Haar hese stem en accent waren niet aangeleerd en klonken niet gemaakt. Af en toe, als ze op haar gitaar speelde en zong in het wegrestaurant, stonden haar klanten op van hun stoelen en krukken en applaudisseerden. Ze trad soms ook op in de nachtclub ernaast, hoewel de eigenaars niet helemaal wisten hoe ze moesten reageren als ze ‘Will the Circle Be Unbroken’ en ‘Keep on the Sunny Side of Life’ zong.

Ze sliep nog toen Pete het verveloze houten huurhuis binnenliep dat nog in de blauwe schaduw van een heuvel lag terwijl de zon heet en drukkend als een gebroken eidooier boven de horizon rees en het licht over het dorre land streek. Pete voelde een knallende hoofdpijn opkomen en de binnenkant van zijn katterige hoofd was nog steeds gevuld met de geluiden van de bar aan de weg waar hij eerder was geweest. Hij waste zijn gezicht bij de gootsteen. Het water liep koel uit een kraan die was verbonden met een aluminium reservoir dat op palen achter het huis stond. De heuvel die bijna als een daad van genade de zonsopgang blokkeerde, leek uit roest en sintels te bestaan en was begroeid met struikgewas en mesquitebomen waarvan de wortels nauwelijks diep genoeg groeiden om water te vinden. Hij wist dat Vikki snel wakker zou worden, dat ze gisteravond waarschijnlijk op hem had gewacht en onrustig had geslapen, omdat ze niet wist waar hij bleef. Hij wilde een ontbijt voor haar maken, uit schuldgevoel of om de schijn van normaliteit op te houden. Hij vulde de koffiepot met water. De koele binnenkant van de pot voelde op de een of andere manier aan als een tijdelijk balsem voor de kloppende hitte in zijn hoofd.
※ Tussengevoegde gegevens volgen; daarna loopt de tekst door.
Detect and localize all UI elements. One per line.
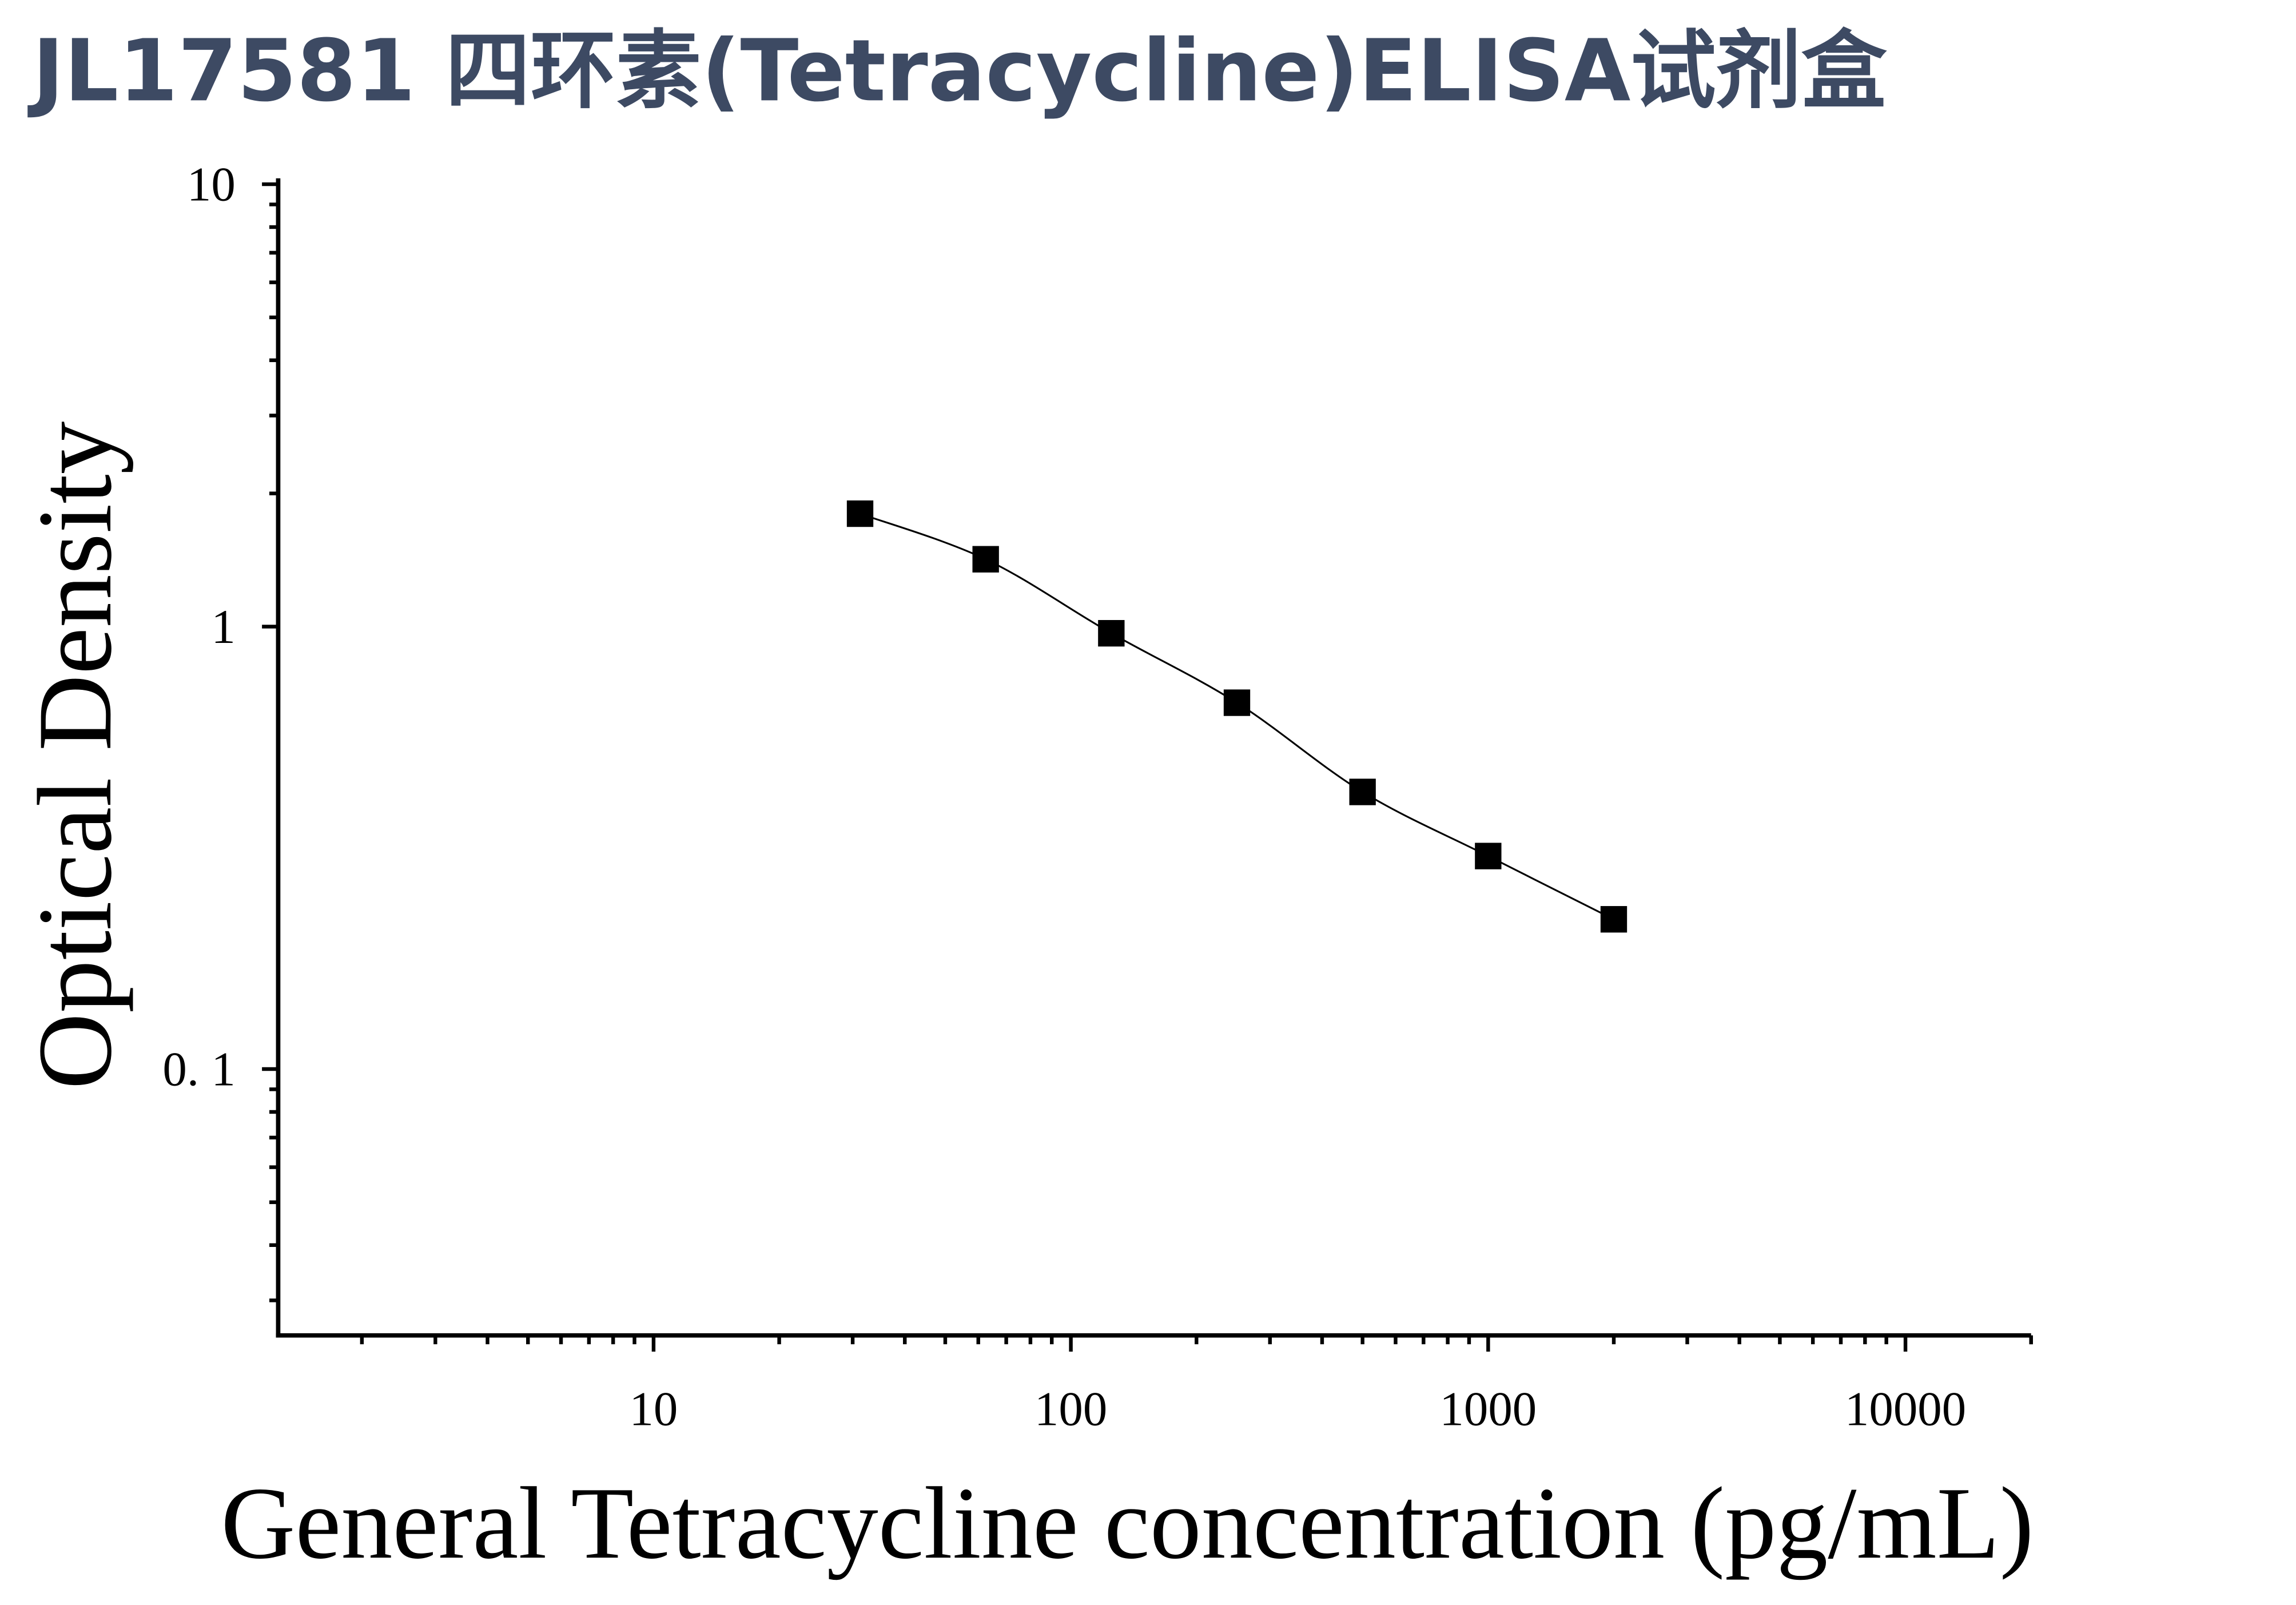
data-point <box>1223 689 1251 716</box>
x-tick-label: 10 <box>629 1382 678 1436</box>
y-axis-label: Optical Density <box>17 422 134 1090</box>
data-point <box>972 546 999 573</box>
x-axis-label: General Tetracycline concentration (pg/m… <box>221 1465 2034 1580</box>
tick-labels: 10 100 1000 10000 0. 1 1 10 <box>162 157 1966 1436</box>
data-point <box>1349 778 1376 805</box>
data-points <box>846 500 1628 933</box>
chart-title: JL17581 四环素(Tetracycline)ELISA试剂盒 <box>27 21 1887 121</box>
x-tick-label: 10000 <box>1845 1382 1966 1436</box>
data-point <box>1098 619 1125 647</box>
ticks <box>262 182 2033 1352</box>
data-point <box>1475 843 1502 869</box>
x-tick-label: 100 <box>1034 1382 1107 1436</box>
data-point <box>846 500 874 527</box>
y-tick-label: 10 <box>187 157 236 211</box>
x-tick-label: 1000 <box>1439 1382 1537 1436</box>
y-tick-label: 0. 1 <box>162 1042 235 1096</box>
y-tick-label: 1 <box>211 600 235 654</box>
axes <box>276 178 2031 1338</box>
data-point <box>1600 906 1628 933</box>
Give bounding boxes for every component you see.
Hij deed wat margarine in een koekenpan en nam twee eieren en een plak ham uit de koelbox die Vikki en hij als koelkast gebruikten. Hij brak de eieren in de pan, legde er de ham en een plak zuurdesembrood naast en liet hem heet worden op het gasstel. De geur van het ontbijt dat hij voor Vikki wilde klaarmaken steeg op in zijn gezicht en hij rende de achterdeur uit naar het erf om te voorkomen dat hij op zijn kleren zou braken.

Hij hield zich vast aan de zijkanten van een drinkbak voor paarden. Zijn maag was nu leeg, zijn rug trilde en om zijn hoofd werd een band aangetrokken. Zijn adem was een belediging voor de lucht en de frisheid van de ochtend. Hij meende het geronk te horen en de zuigkracht te voelen van bewapende helikopters en het zware gerommel van een pantservoertuig dat over een verhoging reed, met zand dat wegspoot tussen rupsbanden terwijl een cd met het nummer ‘Burn, Motherfucker, Burn’ uit de luidspreker brulde. Hij staarde naar het barre land in de verte, maar de enige levende wezens die hij zag waren gieren die hoog op de thermiek dreven en kleine cirkels beschreven boven het hete land en de lucht van sterfelijkheid die opsteeg naar de hemel.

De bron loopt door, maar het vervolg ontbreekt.